John and Jane are both looking for new jobs in the tech ﬁeld. They both have a similar level of education and similar job experience. However, when looking for positions on online job sites, John is shown far more high-paying job postings than Jane. This is due to processes called “machine learning” and “word embedding”. You may ask yourself what this has to do with automatic translation, but the reality is that it plays a role in sexism in machine translation. What is exactly is word embedding and how does it affect sexism in machine translation? And more importantly, how do we ﬁx it?
What is “word embedding” and how does it relate to machine translation?
As machine translation becomes more popular due to its efﬁciency, convenience, and price, it’s important to consider what sacriﬁces need to be made in order to make it possible. Machine translation uses machine learning and algorithms to help it decide how words will be translated. This is done by programming computers to use certain algorithms so it can begin to teach itself — in this case, by scanning online texts and matching up segments of phrases and paragraphs. Unfortunately, this usually means easily accessible documents, such as Google News, or Wikipedia. The computer algorithms will then search for co-occurrences, words that are often found together, which in turn can mean perpetuating outdated stereotypes.
Why is it sexist?
Since machine learning can only access surface level texts, the information the computer is receiving is often biased and can result in the computer teaches itself to be sexist. For instance, if you decide to use English-French (English as a source language and French as a target language) as a language pair with Google Translate, it can alter a translation to reﬂect sexism in the modern world. If you type “engineer” in English, it will be translated as “un ingénieur” (male engineer). Similarly, if you type in “nurse”, Google Translate will use “une infirmière” (female nurse) as the French equivalent. If you want a female engineer translated to French, you must specify “female engineer” in the English copy, or “male nurse” in order to get the intended translation. Part of this issue stems from English being a gender neutral language, while French requires its nouns to be assigned a gender. But why is it that “engineer” is male and “nurse” is female when both genders are equally capable of doing both jobs? It’s due in part to cooccurrences. When computers scan large volumes of texts, it most often ﬁnds nouns such as “engineer” or “doctor” associated with male pronouns, like “his” or “him”. The same happens with certain “feminine jobs”, like “teacher” or “nurse”. Through automatic translation sites, these stereotypes can be perpetuated and unintentionally integrated into new texts. For a more in depth look at algorithms and their potential beneﬁts and consequences, check out this video from Dataguele.
How do we ﬁx it?
Sexism in machine translation reﬂects a sexist view of society as a whole. A very practical and manageable solution to this problem would be to give machine learning softwares access to more reliable and less biased texts. This would enable them to not only “gain knowledge” but also to avoid more sexist biases. Another option would be to code in more equality. For instance, Google translate has implemented new ways to begin to ﬁx this problem by providing both genders as options in translations. As mentioned in a Google blog post, the reach of their gender equal options only applies to certain languages for the time being, but they have mentioned plans to expand it. Creating a sort of coded equality between masculine and feminine words could help to get rid of these gender biases. However, even in looking for solutions, more problems are found. There is no one universal ﬁx for this, as it’s not just gender bias that is concerned, but many minority groups. The ultimate solution would be to work on a lot biases that are still found in today’s society.
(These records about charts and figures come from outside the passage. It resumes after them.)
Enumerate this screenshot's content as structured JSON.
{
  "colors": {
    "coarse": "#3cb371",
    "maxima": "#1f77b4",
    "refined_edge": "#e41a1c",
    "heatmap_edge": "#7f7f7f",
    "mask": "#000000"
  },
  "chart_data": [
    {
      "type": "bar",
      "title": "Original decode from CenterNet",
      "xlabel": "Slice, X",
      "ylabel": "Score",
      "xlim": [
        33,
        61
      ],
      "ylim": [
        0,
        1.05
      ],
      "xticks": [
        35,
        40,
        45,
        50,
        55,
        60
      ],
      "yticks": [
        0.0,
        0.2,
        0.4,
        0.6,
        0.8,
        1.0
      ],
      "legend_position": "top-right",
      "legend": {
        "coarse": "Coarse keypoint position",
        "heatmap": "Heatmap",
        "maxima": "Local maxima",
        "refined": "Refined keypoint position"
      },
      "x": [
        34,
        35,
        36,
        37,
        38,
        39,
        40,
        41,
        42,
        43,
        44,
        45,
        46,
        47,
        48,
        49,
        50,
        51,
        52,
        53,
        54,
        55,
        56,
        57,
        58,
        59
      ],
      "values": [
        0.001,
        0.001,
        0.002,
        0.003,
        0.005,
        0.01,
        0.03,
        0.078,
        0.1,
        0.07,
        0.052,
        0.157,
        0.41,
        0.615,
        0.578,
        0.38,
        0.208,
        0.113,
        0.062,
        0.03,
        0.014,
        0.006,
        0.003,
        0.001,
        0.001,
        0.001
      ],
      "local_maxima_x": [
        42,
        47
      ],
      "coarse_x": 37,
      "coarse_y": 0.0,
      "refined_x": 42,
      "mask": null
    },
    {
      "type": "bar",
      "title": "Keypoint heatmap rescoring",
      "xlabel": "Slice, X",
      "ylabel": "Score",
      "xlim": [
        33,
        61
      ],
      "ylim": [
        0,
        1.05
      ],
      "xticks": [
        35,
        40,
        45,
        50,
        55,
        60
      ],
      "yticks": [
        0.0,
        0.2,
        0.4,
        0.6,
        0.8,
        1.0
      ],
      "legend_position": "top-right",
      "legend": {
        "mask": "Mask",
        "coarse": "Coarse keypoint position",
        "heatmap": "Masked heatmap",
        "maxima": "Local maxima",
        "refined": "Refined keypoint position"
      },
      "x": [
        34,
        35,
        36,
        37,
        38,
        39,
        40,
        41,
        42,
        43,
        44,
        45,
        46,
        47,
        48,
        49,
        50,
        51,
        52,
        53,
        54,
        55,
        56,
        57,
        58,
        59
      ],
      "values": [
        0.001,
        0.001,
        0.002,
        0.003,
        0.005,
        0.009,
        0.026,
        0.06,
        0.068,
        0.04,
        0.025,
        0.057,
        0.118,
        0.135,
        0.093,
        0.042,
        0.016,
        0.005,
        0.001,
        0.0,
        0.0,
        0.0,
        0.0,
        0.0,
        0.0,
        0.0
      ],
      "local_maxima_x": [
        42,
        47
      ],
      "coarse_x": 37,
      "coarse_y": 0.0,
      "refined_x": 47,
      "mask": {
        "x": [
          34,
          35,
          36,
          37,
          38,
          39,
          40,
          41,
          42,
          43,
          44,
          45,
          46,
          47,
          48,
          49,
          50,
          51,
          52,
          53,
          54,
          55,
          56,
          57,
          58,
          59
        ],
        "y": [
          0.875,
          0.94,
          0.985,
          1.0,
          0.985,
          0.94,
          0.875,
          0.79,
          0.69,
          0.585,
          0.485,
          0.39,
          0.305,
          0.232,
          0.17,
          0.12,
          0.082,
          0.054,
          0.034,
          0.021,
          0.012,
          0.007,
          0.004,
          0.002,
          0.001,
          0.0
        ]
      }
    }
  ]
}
So where do John and Jane end up? Ideally equality would be coded into more programs, including job searching websites, and they would end up with similar jobs. Unfortunately, that’s not terribly realistic right now and this phenomenon is reﬂected across a myriad of platforms, including automatic translation. Perhaps the true solution lies much deeper, in creating more equal access and opportunity across the board for all genders.